A PRIMAVERA

Se fosse possível viver cem anos, cem vezes sentiria este deslumbramento interior que é a chegada da Primavera e do Outono. O verão e o Inverno considero-os como conhecidos a quem se tolera mas sem qualquer afeição ou desejo que cheguem.
A Primavera que eu sinto, não é só reconhecível por flores e passarinhos. Nunca me comovi com a chegada das andorinhas, animaizinhos diligentes mas bastante porcos, nem com o desabrochar das flores. São os cheiros, a tepidez do ar, o vasto leque de cores que tanto a Primavera como o Outono oferecem aos meus olhos que me encantam.
Começo a aperceber-me que primavera vai chegar, pelo ar morno que uma certa manhã chega através da minha janela. Vou à varanda e as flores estão todas arrebitadas porque sabem que a partir dali tudo lhes será favorável. Acabaram os grandes frios, as noites começarão a ficar suaves e mesmo que eu me esqueça de regá-las um dia, nada acontecerá de grave.

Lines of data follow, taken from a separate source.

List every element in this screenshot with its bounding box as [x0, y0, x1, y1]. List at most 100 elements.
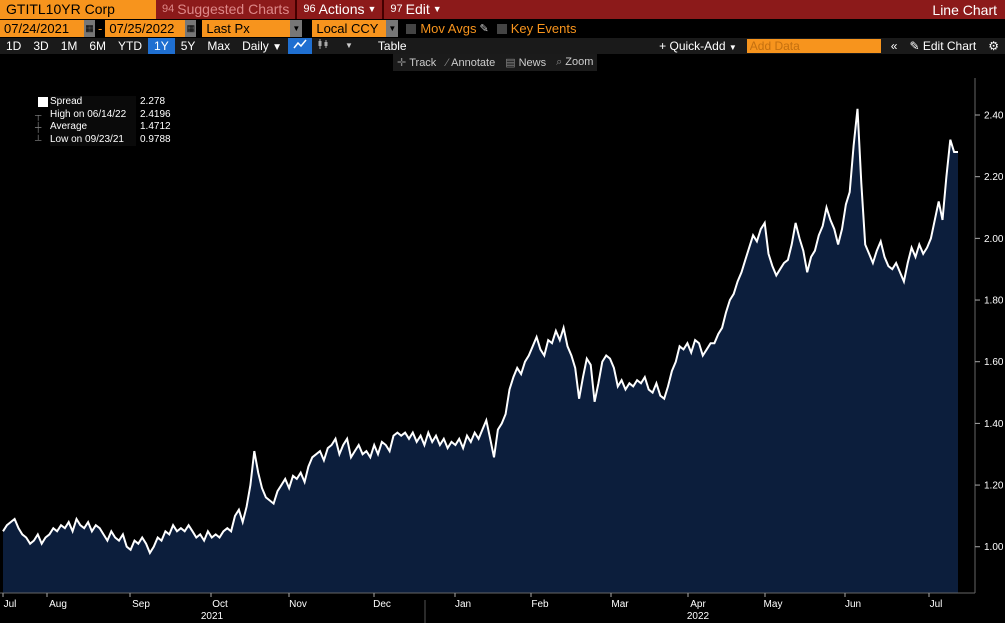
legend-value: 1.4712 [140, 121, 171, 132]
key-events-toggle[interactable]: Key Events [496, 21, 577, 36]
pencil-icon[interactable]: ✎ [479, 23, 489, 35]
edit-number: 97 [390, 3, 403, 15]
edit-menu[interactable]: 97 Edit ▼ [384, 0, 447, 19]
period-ytd[interactable]: YTD [118, 39, 143, 53]
actions-label: Actions [318, 1, 365, 17]
quick-add-button[interactable]: + Quick-Add ▼ [653, 38, 743, 54]
annotate-tool[interactable]: ⁄ Annotate [446, 57, 495, 69]
x-tick-label: Jul [4, 599, 17, 610]
caret-down-icon: ▼ [432, 4, 442, 14]
actions-menu[interactable]: 96 Actions ▼ [297, 0, 382, 19]
x-axis: Jul Aug Sep Oct Nov Dec Jan Feb Mar Apr May Jun Jul 2… [0, 592, 975, 623]
track-tool[interactable]: ✛ Track [397, 56, 436, 69]
year-label: 2021 [201, 611, 224, 622]
edit-label: Edit [405, 1, 430, 17]
track-label: Track [409, 57, 437, 69]
x-tick-label: Sep [132, 599, 150, 610]
legend-label: Spread [50, 96, 136, 109]
x-tick-label: Feb [531, 599, 549, 610]
plot-area [2, 108, 958, 594]
ticker-field[interactable]: GTITL10YR Corp [0, 0, 156, 19]
legend-value: 2.4196 [140, 108, 171, 120]
y-tick-label: 2.00 [984, 234, 1004, 245]
legend-row-low: ┴ Low on 09/23/21 0.9788 [30, 133, 181, 146]
legend-swatch [30, 96, 50, 109]
calendar-icon[interactable]: ▦ [185, 20, 197, 37]
period-max[interactable]: Max [207, 39, 231, 53]
period-3d[interactable]: 3D [33, 39, 49, 53]
chart-tools: ✛ Track ⁄ Annotate ▤ News ⌕ Zoom [393, 54, 598, 71]
checkbox-icon [406, 23, 417, 34]
y-tick-label: 1.00 [984, 542, 1004, 553]
series-line [2, 108, 958, 556]
y-tick-label: 2.40 [984, 111, 1004, 122]
x-tick-label: Oct [212, 599, 228, 610]
edit-chart-button[interactable]: ✎ Edit Chart [903, 38, 982, 54]
candlestick-icon[interactable] [312, 38, 334, 54]
legend: Spread 2.278 ┬ High on 06/14/22 2.4196 ┼… [30, 96, 181, 146]
edit-chart-label: Edit Chart [922, 39, 977, 53]
add-data-input[interactable]: Add Data [746, 39, 881, 53]
legend-row-spread: Spread 2.278 [30, 96, 181, 109]
legend-label: Average [50, 121, 136, 134]
y-axis: 1.00 1.20 1.40 1.60 1.80 2.00 2.20 2.40 [974, 78, 1004, 593]
chevron-down-icon[interactable]: ▼ [345, 41, 353, 50]
low-marker-icon: ┴ [30, 134, 42, 145]
date-range-row: 07/24/2021 ▦ - 07/25/2022 ▦ Last Px ▼ Lo… [0, 19, 1005, 38]
news-label: News [518, 57, 547, 69]
mov-avgs-toggle[interactable]: Mov Avgs ✎ [406, 21, 489, 36]
y-tick-label: 1.80 [984, 296, 1004, 307]
checkbox-icon [496, 23, 507, 34]
legend-value: 2.278 [140, 96, 166, 107]
divider [382, 0, 385, 19]
chevron-down-icon[interactable]: ▼ [290, 20, 303, 37]
title-bar: GTITL10YR Corp 94 Suggested Charts 96 Ac… [0, 0, 1005, 19]
legend-value: 0.9788 [140, 133, 171, 145]
line-chart-icon[interactable] [288, 38, 312, 54]
chevron-down-icon[interactable]: ▼ [386, 20, 399, 37]
currency-selector[interactable]: Local CCY [312, 20, 387, 37]
collapse-icon[interactable]: « [890, 39, 898, 53]
gear-icon[interactable]: ⚙ [988, 39, 999, 53]
x-tick-label: Dec [373, 599, 391, 610]
caret-down-icon: ▼ [272, 42, 282, 53]
end-date-field[interactable]: 07/25/2022 [105, 20, 186, 37]
period-1d[interactable]: 1D [6, 39, 22, 53]
frequency-label: Daily [242, 39, 269, 53]
y-tick-label: 1.60 [984, 357, 1004, 368]
period-1y[interactable]: 1Y [148, 38, 175, 54]
period-5y[interactable]: 5Y [180, 39, 196, 53]
x-tick-label: Jun [845, 599, 861, 610]
pencil-icon: ✎ [909, 39, 920, 53]
legend-label: Low on 09/23/21 [50, 133, 136, 146]
series-area [3, 108, 958, 594]
frequency-selector[interactable]: Daily ▼ [236, 38, 288, 54]
news-tool[interactable]: ▤ News [505, 56, 546, 69]
suggested-charts-menu[interactable]: 94 Suggested Charts [156, 0, 295, 19]
date-separator: - [98, 21, 103, 36]
start-date-field[interactable]: 07/24/2021 [0, 20, 84, 37]
average-marker-icon: ┼ [30, 122, 42, 132]
calendar-icon[interactable]: ▦ [84, 20, 95, 37]
legend-row-average: ┼ Average 1.4712 [30, 121, 181, 134]
zoom-tool[interactable]: ⌕ Zoom [556, 56, 593, 69]
field-selector[interactable]: Last Px [202, 20, 291, 37]
legend-row-high: ┬ High on 06/14/22 2.4196 [30, 108, 181, 121]
period-toolbar: 1D 3D 1M 6M YTD 1Y 5Y Max Daily ▼ ▼ Tabl… [0, 38, 1005, 54]
suggested-charts-number: 94 [162, 3, 175, 15]
period-1m[interactable]: 1M [60, 39, 78, 53]
quick-add-label: + Quick-Add [659, 39, 726, 53]
chart-mode-label: Line Chart [932, 1, 997, 18]
table-button[interactable]: Table [377, 39, 407, 53]
y-tick-label: 2.20 [984, 172, 1004, 183]
news-icon: ▤ [505, 57, 516, 69]
x-tick-label: Mar [611, 599, 629, 610]
y-tick-label: 1.40 [984, 419, 1004, 430]
divider [295, 0, 298, 19]
annotate-label: Annotate [451, 56, 496, 69]
x-tick-label: Aug [49, 599, 67, 610]
key-events-label: Key Events [510, 21, 577, 36]
period-6m[interactable]: 6M [89, 39, 107, 53]
caret-down-icon: ▼ [367, 4, 377, 14]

A caminho do Paredão, no velho jardim de Paço de Arcos, os relvados parecem mantas incas tal a variedade de tons, maior parte deles escolhidos pela natureza e matizados pelo jardineiro com primor.
Tenho os mesmos sentimentos no Outono, mas no sentido inverso. É o ar, que pela manhã já surge fresquinho, fazendo desaparecer o calor do verão, que detesto (o calor, porque o verão, enfim, já que tem que ser...) São as folhas das árvores,que,no Gerês, é um espectáculo pelo qual vale a pena viajar até lá. Nunca vi tal combinação de tons de ouro e fogo, que vai do amarelo limão, até ao castanho muito escuro da boa terra, passando pelos vários tons que o fogo por vezes toma; tudo isto pincelado por misturas de verdes secos.
Chegou a Primavera neste ano de 2010. Por enquanto ainda sorrateira, sem vangloriar-se do seu encanto, mas dizendo-nos que não devemos desesperar,perante as coisas desagradáveis que a Vida por vezes nos traz.